# Bottom of brood comb wax block from steam melter



## burns375 (Jul 15, 2013)

Wow. I would have never guessed it was wax. Crazy looking, like somekind of fungus growth. The top left looks just like a sea shell fossil.


----------



## azbees (Jul 23, 2011)

What kind of steam melter?


----------



## odfrank (May 13, 2002)

I attached the steam from two pressure cookers to a square tank that melts ten brood combs at a time. The wax flows out the bottom into a pan.


----------



## azbees (Jul 23, 2011)

does steam actually go into the box or just around it? about how long does it take to melt 10 frames? i have to many frames that i need to melt aswell do u have a pic? thanks for posting


----------



## odfrank (May 13, 2002)

Here is a sideways view. All my videos turn out upside down or sideways. I have two pressure cookers, one feeding two jets on top and one feeding a jet on the bottom. My friend bought the tank for $70, the burners cost $70, misc fittings $20, I had the pressure cookers and hose. The box will fit twelve frames standing and those make about two pounds of wax and leaves the frame fairly clean. You could do the same and leave the frames in their box. Takes almost two hours per batch. 

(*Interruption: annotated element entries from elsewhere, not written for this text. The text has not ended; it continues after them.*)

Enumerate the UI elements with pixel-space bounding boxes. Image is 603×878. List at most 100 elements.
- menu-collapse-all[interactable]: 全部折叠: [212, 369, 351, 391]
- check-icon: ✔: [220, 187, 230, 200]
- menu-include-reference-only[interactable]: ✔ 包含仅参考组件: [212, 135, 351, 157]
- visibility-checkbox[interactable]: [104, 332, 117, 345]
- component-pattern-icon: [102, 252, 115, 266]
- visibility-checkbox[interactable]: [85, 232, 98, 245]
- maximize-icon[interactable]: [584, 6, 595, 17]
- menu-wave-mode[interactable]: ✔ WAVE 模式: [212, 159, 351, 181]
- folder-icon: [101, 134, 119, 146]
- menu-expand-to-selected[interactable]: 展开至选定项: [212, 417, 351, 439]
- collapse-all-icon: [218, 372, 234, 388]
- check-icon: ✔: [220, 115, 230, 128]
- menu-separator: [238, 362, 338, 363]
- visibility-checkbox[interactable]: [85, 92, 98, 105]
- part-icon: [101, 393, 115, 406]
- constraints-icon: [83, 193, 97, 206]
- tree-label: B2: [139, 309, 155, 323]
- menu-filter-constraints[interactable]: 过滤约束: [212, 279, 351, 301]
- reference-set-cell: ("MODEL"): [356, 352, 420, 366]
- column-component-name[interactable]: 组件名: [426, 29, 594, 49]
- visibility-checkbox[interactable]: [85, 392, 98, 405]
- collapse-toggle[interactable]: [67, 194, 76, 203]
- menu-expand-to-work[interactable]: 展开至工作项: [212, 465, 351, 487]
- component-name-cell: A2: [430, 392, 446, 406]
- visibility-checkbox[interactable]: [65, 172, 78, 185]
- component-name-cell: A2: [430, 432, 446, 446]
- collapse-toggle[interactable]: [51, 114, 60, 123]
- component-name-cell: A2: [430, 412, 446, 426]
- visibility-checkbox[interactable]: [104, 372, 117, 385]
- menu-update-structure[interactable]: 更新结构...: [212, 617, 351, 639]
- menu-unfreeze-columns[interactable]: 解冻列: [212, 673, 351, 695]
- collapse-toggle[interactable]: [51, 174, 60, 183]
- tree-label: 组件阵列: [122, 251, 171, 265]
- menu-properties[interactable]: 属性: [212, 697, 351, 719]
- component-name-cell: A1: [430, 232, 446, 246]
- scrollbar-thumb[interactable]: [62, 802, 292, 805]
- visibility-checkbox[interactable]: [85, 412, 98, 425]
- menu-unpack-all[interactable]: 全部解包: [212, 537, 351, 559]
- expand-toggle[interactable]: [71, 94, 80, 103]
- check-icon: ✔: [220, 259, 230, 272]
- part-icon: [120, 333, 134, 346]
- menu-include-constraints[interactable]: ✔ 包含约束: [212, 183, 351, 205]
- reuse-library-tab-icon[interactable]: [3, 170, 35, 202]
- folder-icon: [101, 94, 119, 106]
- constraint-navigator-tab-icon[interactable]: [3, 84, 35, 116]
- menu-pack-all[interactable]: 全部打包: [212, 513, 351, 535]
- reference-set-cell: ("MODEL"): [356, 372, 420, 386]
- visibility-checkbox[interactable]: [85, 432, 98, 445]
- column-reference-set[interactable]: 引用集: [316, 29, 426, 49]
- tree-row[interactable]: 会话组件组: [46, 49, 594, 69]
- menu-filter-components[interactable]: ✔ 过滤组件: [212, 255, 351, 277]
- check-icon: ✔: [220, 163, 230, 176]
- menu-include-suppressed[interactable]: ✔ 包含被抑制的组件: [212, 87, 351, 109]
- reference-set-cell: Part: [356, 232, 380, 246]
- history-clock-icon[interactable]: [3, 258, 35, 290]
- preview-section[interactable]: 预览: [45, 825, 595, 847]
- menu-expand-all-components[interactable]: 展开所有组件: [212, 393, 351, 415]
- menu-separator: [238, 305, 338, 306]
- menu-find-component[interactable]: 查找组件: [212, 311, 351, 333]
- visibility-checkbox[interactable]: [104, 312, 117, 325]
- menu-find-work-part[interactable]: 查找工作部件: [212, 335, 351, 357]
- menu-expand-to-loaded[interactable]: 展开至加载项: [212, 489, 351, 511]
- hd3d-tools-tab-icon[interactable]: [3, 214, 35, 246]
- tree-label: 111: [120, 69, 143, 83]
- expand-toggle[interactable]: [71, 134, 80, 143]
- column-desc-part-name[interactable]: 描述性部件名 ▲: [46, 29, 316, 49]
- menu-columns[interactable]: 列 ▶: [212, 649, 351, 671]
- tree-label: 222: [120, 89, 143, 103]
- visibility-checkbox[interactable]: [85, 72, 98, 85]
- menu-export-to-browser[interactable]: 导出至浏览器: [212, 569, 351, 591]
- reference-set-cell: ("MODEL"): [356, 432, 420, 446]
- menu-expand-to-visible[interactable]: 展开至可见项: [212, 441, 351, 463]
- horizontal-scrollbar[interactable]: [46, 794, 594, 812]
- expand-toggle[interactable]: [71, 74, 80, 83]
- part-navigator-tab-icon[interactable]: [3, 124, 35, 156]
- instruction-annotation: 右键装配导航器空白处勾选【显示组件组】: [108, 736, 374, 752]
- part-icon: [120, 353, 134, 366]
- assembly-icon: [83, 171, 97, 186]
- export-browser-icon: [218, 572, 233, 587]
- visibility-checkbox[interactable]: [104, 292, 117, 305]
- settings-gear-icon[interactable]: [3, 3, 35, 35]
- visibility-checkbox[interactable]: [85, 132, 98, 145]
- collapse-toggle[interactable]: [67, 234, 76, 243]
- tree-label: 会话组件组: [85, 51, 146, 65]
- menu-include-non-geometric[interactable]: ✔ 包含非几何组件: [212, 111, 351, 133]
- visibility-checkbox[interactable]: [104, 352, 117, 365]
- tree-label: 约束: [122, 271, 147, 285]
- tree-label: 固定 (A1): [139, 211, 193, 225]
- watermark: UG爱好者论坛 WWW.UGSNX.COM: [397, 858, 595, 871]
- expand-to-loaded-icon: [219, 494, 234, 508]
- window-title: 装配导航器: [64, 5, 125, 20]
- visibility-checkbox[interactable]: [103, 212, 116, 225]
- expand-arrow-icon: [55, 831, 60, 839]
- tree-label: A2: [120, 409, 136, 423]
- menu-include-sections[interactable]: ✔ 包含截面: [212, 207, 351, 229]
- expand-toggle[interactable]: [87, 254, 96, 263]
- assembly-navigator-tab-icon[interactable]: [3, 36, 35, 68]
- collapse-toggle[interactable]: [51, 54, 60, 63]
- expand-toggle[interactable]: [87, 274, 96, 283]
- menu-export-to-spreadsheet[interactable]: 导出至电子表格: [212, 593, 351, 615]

Buying new frames is probably cheaper and better than the time and expense of renovating old ones.

Here is the sideways video:

https://dl.dropboxusercontent.com/u/109328466/2013-10-15 13.53.06.mp4


----------



## odfrank (May 13, 2002)

I was inspired by these:

http://www.youtube.com/watch?v=9B31PT5fBPM

http://www.youtube.com/watch?v=1NJN0G4_oYM

http://www.youtube.com/watch?v=gbx-Dv5iLmA


----------



## azbees (Jul 23, 2011)

looks good! thanks again for posting! i have a 20 gallon s.s. tank i can easily convert into wax melter. should be a fun project. i will do it to sterlize the extra frames i have and to sell the wax. i guess the only downfall is i have to many frames to melt and will take a long time. i have over 400 frames. thanks for the links also


----------



## My-smokepole (Apr 14, 2008)

I have used a old propane wallpaper steamer tied to a steel garbage can. In the same idea as odfrank.


----------